I agree with George, depending on your market area, it may very well have declined to that extent. Some areas around my market of Atlanta were seen dropping as much as 10% in a quarter and up to 30% for the year.
For the appraiser to consider the additional comparable provided by your agent, the comparable sales must be more similar or more recent than the sales originally selected by the appraiser.
As far as the outbuilding is concerned, the appraiser is partially correct assuming those were his exact words. According to FHA, and Fannie Mae for that matter, unless it has a permanently attached structural foundation, it is considered personal property. Above-ground pools are also considered personal property for the same reason.
I hope this helps.
For the appraiser to consider the additional comparable provided by your agent, the comparable sales must be more similar or more recent than the sales originally selected by the appraiser.
As far as the outbuilding is concerned, the appraiser is partially correct assuming those were his exact words. According to FHA, and Fannie Mae for that matter, unless it has a permanently attached structural foundation, it is considered personal property. Above-ground pools are also considered personal property for the same reason.
I hope this helps.
Thank you for your replys; the structure is a permanant structure and has gottena building permit in the past to build it ( it is posted on one of the poles inside). All of the other FHA appraisers in the past as well as the realtors we have had come out have included it. The comps that our realtor sent us were with in the past year with one bieing just a few months ago...where as the comps that the appraiser sent us were in 2007 and there is also one that he had on there for 230,000 which the realtor pulled us and told us sold for 260,000. The other house that the appraiser pulled was a repo. That is why we are questioning it and wondering what is up. Your comments on this would be appreciated as we are wondering if we are being taken or not. Thank you for your help and knowledge.
Could the realtor be that far off in telling us our house could sell for 260,000 easily and the appraiser say it is only worth 200,000?
there are always going to be areas of disagreement between realtors and appraisers, but to see such a wide divergence is (to you) painful and (to me) a little puzzling.
each is a professional who ought to have all the material needed close at hand in order to provide a valid analysis of your home's value. how they can be so far apart is peculiar.
each is a professional who ought to have all the material needed close at hand in order to provide a valid analysis of your home's value. how they can be so far apart is peculiar.
As long as you have a copy of the appraisal, you can have it reviewed by another appraiser for validity or you could even have a new appraisal completed. I will disclose that the review will cost the same or more than the appraisal itself. The lender may or may not accept a new appraisal but at least you will have a third opinion in the mix, which if they lean on one side or the other, you will quickly know which one is most likely wrong. You will also have some peace of mind in knowing one way or the other.

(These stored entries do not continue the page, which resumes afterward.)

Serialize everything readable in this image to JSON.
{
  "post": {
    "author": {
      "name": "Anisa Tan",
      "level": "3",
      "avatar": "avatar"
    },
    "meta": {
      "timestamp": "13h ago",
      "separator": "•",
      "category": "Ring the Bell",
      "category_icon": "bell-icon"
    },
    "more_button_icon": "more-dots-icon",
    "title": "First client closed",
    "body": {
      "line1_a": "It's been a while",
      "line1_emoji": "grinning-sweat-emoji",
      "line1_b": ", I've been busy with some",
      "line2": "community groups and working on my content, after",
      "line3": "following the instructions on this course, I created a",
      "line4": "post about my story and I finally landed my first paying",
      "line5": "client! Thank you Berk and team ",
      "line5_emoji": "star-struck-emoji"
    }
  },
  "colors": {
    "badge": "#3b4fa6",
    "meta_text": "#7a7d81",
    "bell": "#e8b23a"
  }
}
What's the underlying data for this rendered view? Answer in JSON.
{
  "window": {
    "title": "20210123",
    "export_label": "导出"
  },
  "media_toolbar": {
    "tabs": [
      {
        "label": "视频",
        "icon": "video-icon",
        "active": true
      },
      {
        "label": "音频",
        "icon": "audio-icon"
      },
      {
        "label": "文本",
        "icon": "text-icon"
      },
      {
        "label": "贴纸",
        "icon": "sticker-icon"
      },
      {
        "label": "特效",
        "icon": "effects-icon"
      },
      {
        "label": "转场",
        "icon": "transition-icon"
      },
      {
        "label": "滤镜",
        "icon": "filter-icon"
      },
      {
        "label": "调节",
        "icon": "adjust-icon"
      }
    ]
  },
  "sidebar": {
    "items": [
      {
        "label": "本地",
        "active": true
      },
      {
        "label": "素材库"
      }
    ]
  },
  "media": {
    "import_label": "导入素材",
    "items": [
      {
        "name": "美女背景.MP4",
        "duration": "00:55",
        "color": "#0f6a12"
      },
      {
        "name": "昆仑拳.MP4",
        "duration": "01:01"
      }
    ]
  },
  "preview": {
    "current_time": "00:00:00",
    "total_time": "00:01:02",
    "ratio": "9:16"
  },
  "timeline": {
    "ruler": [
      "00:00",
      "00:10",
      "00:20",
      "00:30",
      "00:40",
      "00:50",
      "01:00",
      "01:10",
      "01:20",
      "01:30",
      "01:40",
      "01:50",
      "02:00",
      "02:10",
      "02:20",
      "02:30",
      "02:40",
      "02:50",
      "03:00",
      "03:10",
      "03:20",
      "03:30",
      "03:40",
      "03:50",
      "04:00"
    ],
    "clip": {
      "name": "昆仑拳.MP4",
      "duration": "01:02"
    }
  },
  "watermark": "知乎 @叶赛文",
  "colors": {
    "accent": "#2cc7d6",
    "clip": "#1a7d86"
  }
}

Thank you for your information; we really can't afford to get another appraisel as they are requiring we pay them upfront not roll them into the loan unfortunity. Is there anyway to check out if others have had a problem with this particular appraiser and is there anything we can do about it besides what you suggested above? We honestly feel we are getting shafted; there has got to be something that we can do besides spend more money? thank you for all of your help!
Hi countrydreams,
To know whether there are others who have faced problem with the same appraiser, you can contact his customers. If the lender has a website of his own, you can check out the testimonial section of his website. This will also give you a fair idea whether his customers are satisfied with his services or not. I would suggest you to try and negotiate with your lender so that he rolls the costs into the loan.
Thanks
To know whether there are others who have faced problem with the same appraiser, you can contact his customers. If the lender has a website of his own, you can check out the testimonial section of his website. This will also give you a fair idea whether his customers are satisfied with his services or not. I would suggest you to try and negotiate with your lender so that he rolls the costs into the loan.